Although numerous studies have indicated the anti-oxidant, anti-inflammatory, and anti-cancer effects of curcumin (21), it seems that its low absorption and low bioavailability have limited its effect on human models. In a study performed by Douglass (29), the bioavailability of six different curcumin formulations was compared and a significant difference was found in this regard. In the same vein, the results of a study conducted by Amalraj (30) on patients with active RA who had stopped taking their routine rheumatoid drugs within four weeks revealed that the administration of curcumin in the three arms over three months with doses of 250 and 500 twice a day had a significant effect on reducing clinical symptoms, ACR response, DAS-28, physician assessment (VAS), ESR, and CRP, compared to the placebo group. Further, no toxic side effect was observed at those dosages. The observed difference in the results of this study seems to be related to the different bioavailability of the curcumin combination used, as well as the discontinuation of DMARD and corticosteroid in that study. Although the number of subjects in this study was sufficient for a statistical conclusion, further studies are recommended to be conducted with a larger sample size and investigate different curcumin formulas in terms of bioavailability.

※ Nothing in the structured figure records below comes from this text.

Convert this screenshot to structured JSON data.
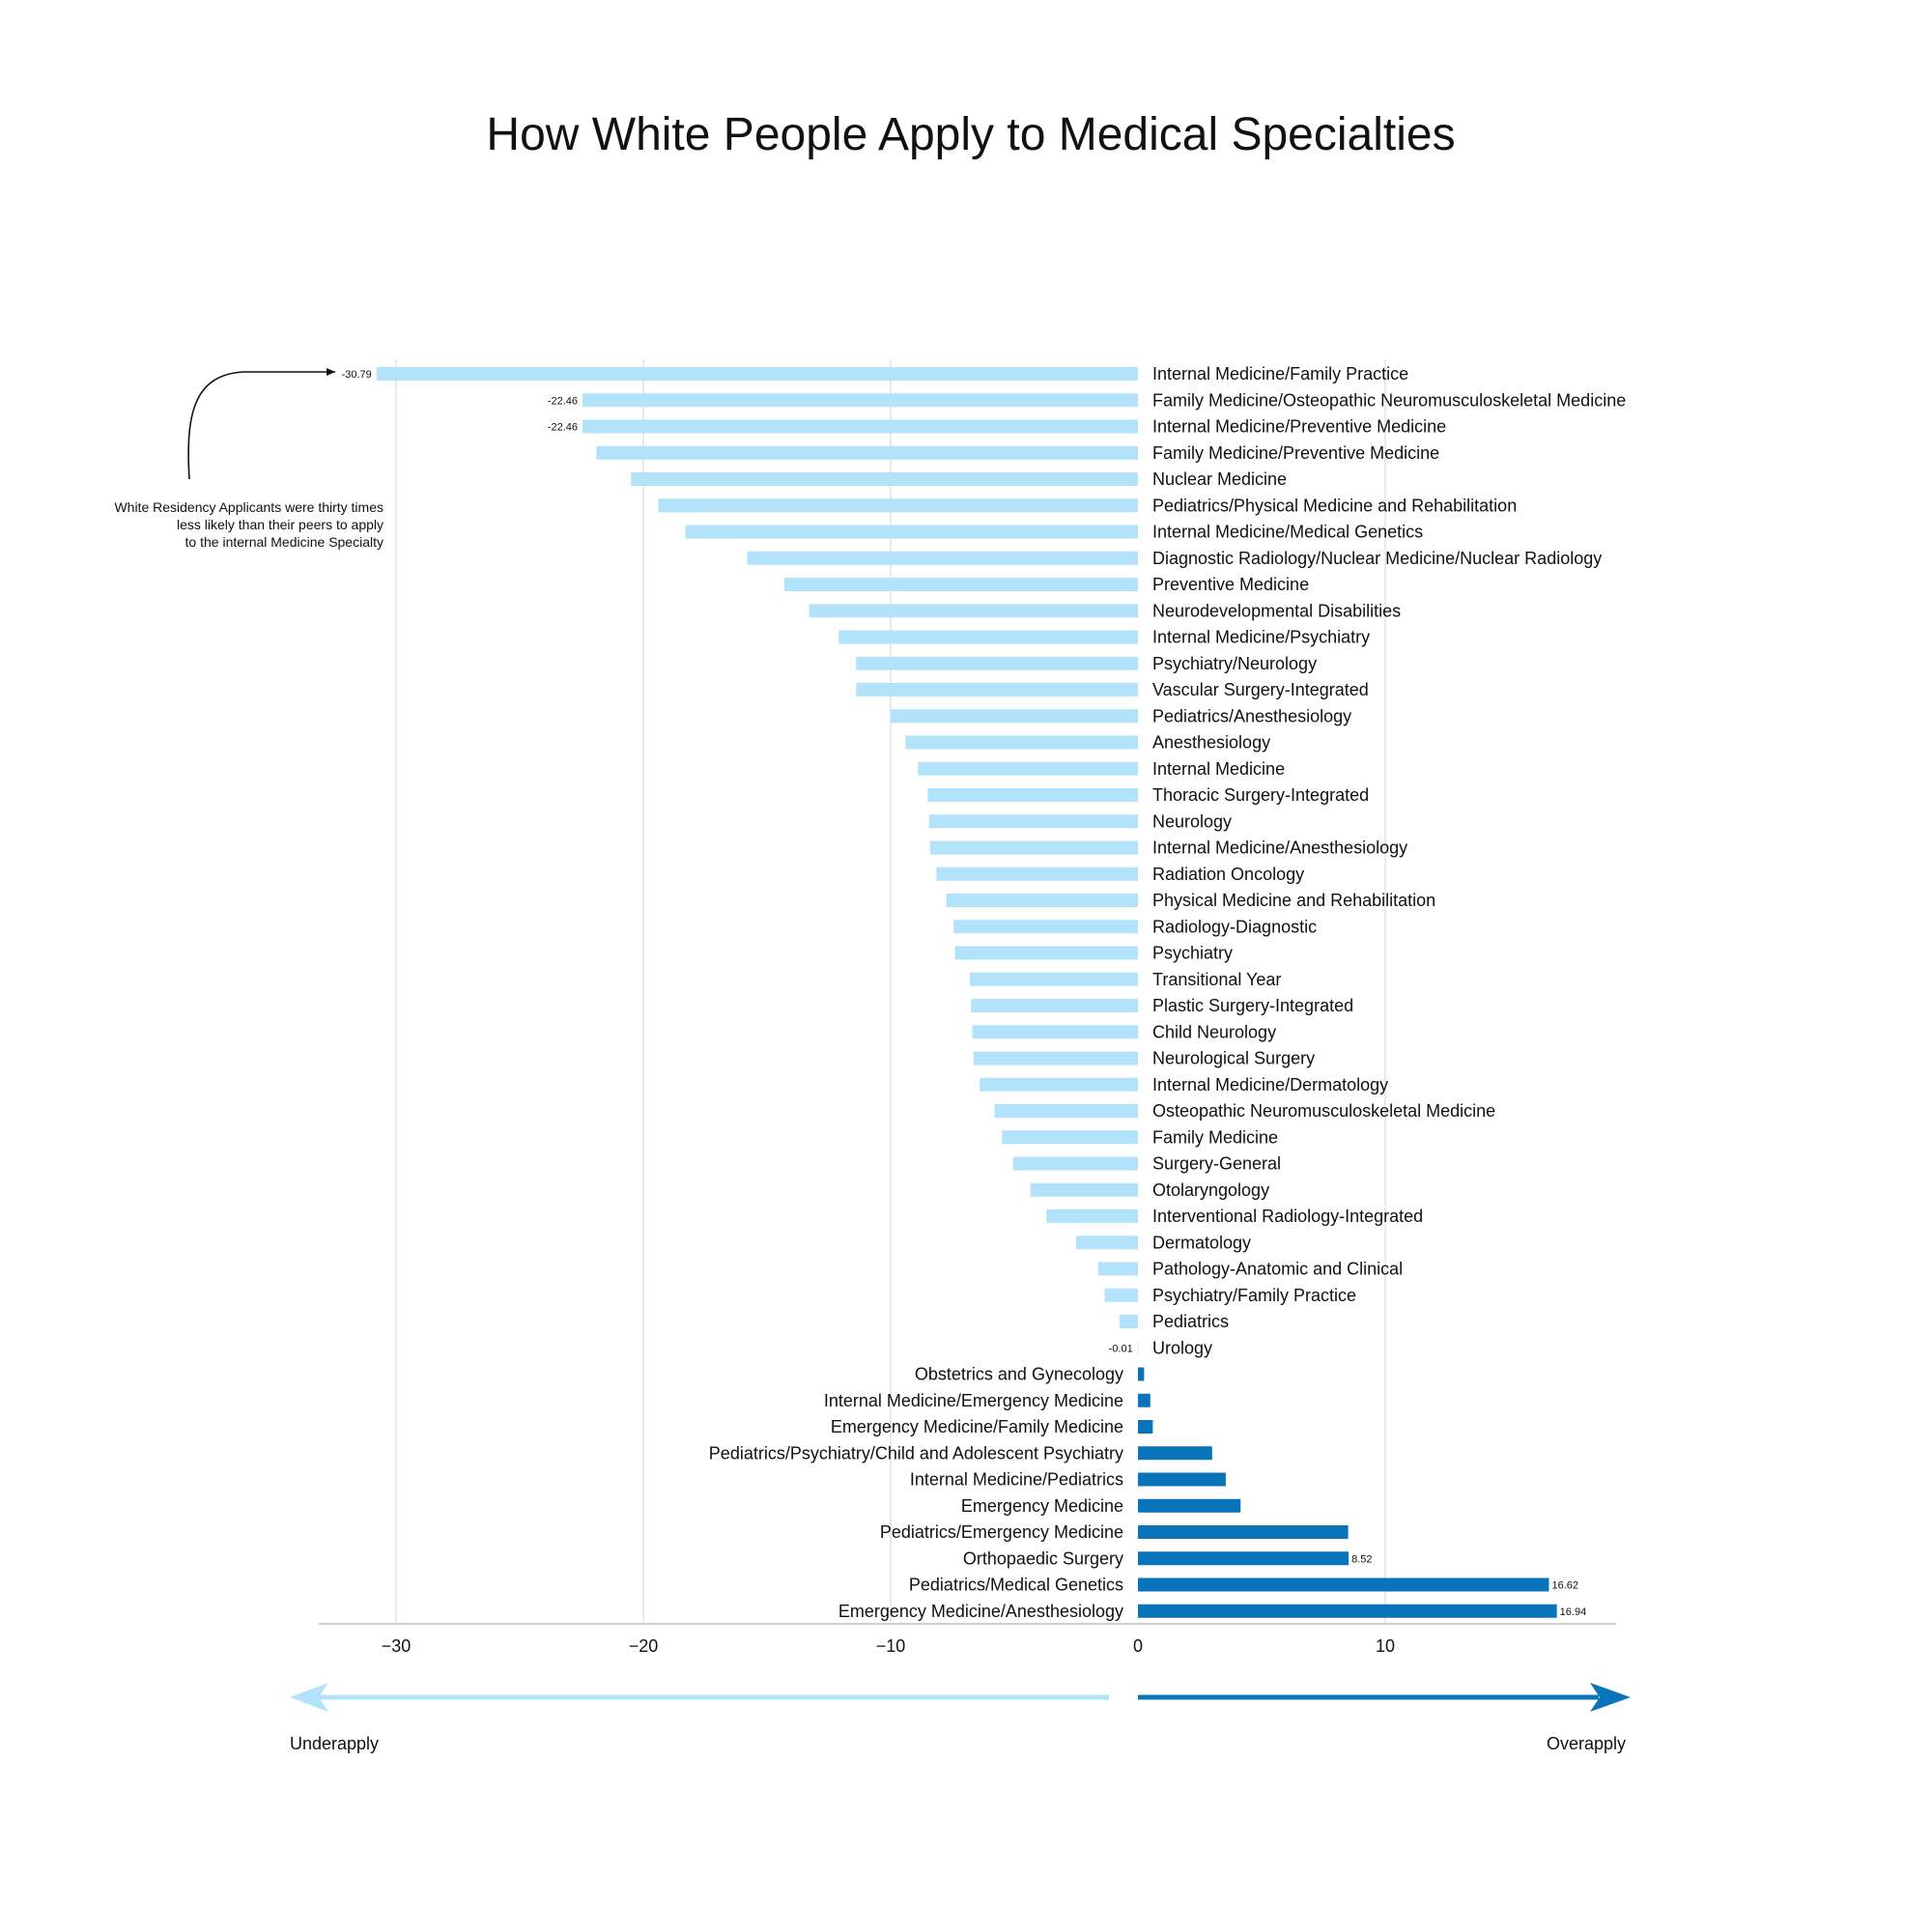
{
  "chart_data": {
    "type": "bar",
    "orientation": "horizontal",
    "title": "How White People Apply to Medical Specialties",
    "xlabel": "",
    "ylabel": "",
    "xlim": [
      -33.2,
      19.3
    ],
    "x_ticks": [
      -30,
      -20,
      -10,
      0,
      10
    ],
    "x_tick_labels": [
      "−30",
      "−20",
      "−10",
      "0",
      "10"
    ],
    "grid": true,
    "legend": "none",
    "colors": {
      "negative": "#b3e3fb",
      "positive": "#0a74bb",
      "axis": "#cfcfcf",
      "grid": "#e3e3e3"
    },
    "categories": [
      "Internal Medicine/Family Practice",
      "Family Medicine/Osteopathic Neuromusculoskeletal Medicine",
      "Internal Medicine/Preventive Medicine",
      "Family Medicine/Preventive Medicine",
      "Nuclear Medicine",
      "Pediatrics/Physical Medicine and Rehabilitation",
      "Internal Medicine/Medical Genetics",
      "Diagnostic Radiology/Nuclear Medicine/Nuclear Radiology",
      "Preventive Medicine",
      "Neurodevelopmental Disabilities",
      "Internal Medicine/Psychiatry",
      "Psychiatry/Neurology",
      "Vascular Surgery-Integrated",
      "Pediatrics/Anesthesiology",
      "Anesthesiology",
      "Internal Medicine",
      "Thoracic Surgery-Integrated",
      "Neurology",
      "Internal Medicine/Anesthesiology",
      "Radiation Oncology",
      "Physical Medicine and Rehabilitation",
      "Radiology-Diagnostic",
      "Psychiatry",
      "Transitional Year",
      "Plastic Surgery-Integrated",
      "Child Neurology",
      "Neurological Surgery",
      "Internal Medicine/Dermatology",
      "Osteopathic Neuromusculoskeletal Medicine",
      "Family Medicine",
      "Surgery-General",
      "Otolaryngology",
      "Interventional Radiology-Integrated",
      "Dermatology",
      "Pathology-Anatomic and Clinical",
      "Psychiatry/Family Practice",
      "Pediatrics",
      "Urology",
      "Obstetrics and Gynecology",
      "Internal Medicine/Emergency Medicine",
      "Emergency Medicine/Family Medicine",
      "Pediatrics/Psychiatry/Child and Adolescent Psychiatry",
      "Internal Medicine/Pediatrics",
      "Emergency Medicine",
      "Pediatrics/Emergency Medicine",
      "Orthopaedic Surgery",
      "Pediatrics/Medical Genetics",
      "Emergency Medicine/Anesthesiology"
    ],
    "values": [
      -30.79,
      -22.46,
      -22.46,
      -21.9,
      -20.5,
      -19.4,
      -18.3,
      -15.8,
      -14.3,
      -13.3,
      -12.1,
      -11.4,
      -11.4,
      -10.0,
      -9.4,
      -8.9,
      -8.5,
      -8.45,
      -8.4,
      -8.15,
      -7.75,
      -7.45,
      -7.4,
      -6.8,
      -6.75,
      -6.7,
      -6.65,
      -6.4,
      -5.8,
      -5.5,
      -5.05,
      -4.35,
      -3.7,
      -2.5,
      -1.6,
      -1.35,
      -0.75,
      -0.01,
      0.25,
      0.5,
      0.6,
      3.0,
      3.55,
      4.15,
      8.5,
      8.52,
      16.62,
      16.94
    ],
    "data_labels": [
      {
        "index": 0,
        "text": "-30.79"
      },
      {
        "index": 1,
        "text": "-22.46"
      },
      {
        "index": 2,
        "text": "-22.46"
      },
      {
        "index": 37,
        "text": "-0.01"
      },
      {
        "index": 45,
        "text": "8.52"
      },
      {
        "index": 46,
        "text": "16.62"
      },
      {
        "index": 47,
        "text": "16.94"
      }
    ],
    "annotation": {
      "lines": [
        "White Residency Applicants were thirty times",
        "less likely than their peers to apply",
        "to the internal Medicine Specialty"
      ]
    },
    "direction_labels": {
      "left": "Underapply",
      "right": "Overapply"
    }
  }
}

This study was the first attempt assessing the effects of oral curcumin on RA patients in Iranian population. The oral use of curcumin to the treatment of anti-inflammatory problems in RA patients was the other innovation of the study, which can be a way to conduct more studies in this field.
Advantages and Limitations
This double-blind randomized clinical trial aimed to investigate the effect of curcumin in combination with other standard RA medications on disease activity and quality of life in patients with RA. The homogenous sample of patients and prospective nature of the study are the main strengths of our study. However, the limitations include the small sample size and the lack of curcumin assessment in different dosages. Further studies are suggested to be conducted with larger samples to validate our results.
Conclusion
The present study indicated that curcumin had no significant therapeutic effects on decreasing the activity of RA. However, no significant side effects were observed on the patients, and its analgesic effect was also confirmed in this study.
Authors' Contributions:
This work was carried out in collaboration among all authors. ZRY designed the study, LJ performed the statistical analysis, SN, MS wrote the protocol and managed the literature searches MKH wrote the first draft of the manuscript. AS and HR managed the analyses of the study. All authors read and approved the final manuscript.
Acknowledgements
The authors of this article gratefully acknowledge the vice-president for research in Mashhad University of Medical Sciences and the Rheumatology Research Center of Ghaem Hospital as well as all the patients for their sincere cooperation. Dr. Jafari is also greatly appreciated for his valuable guidance and drug preparation for this study.
Funding
None.
Conflicts of Interest
The authors declare that there is no conflict of interest.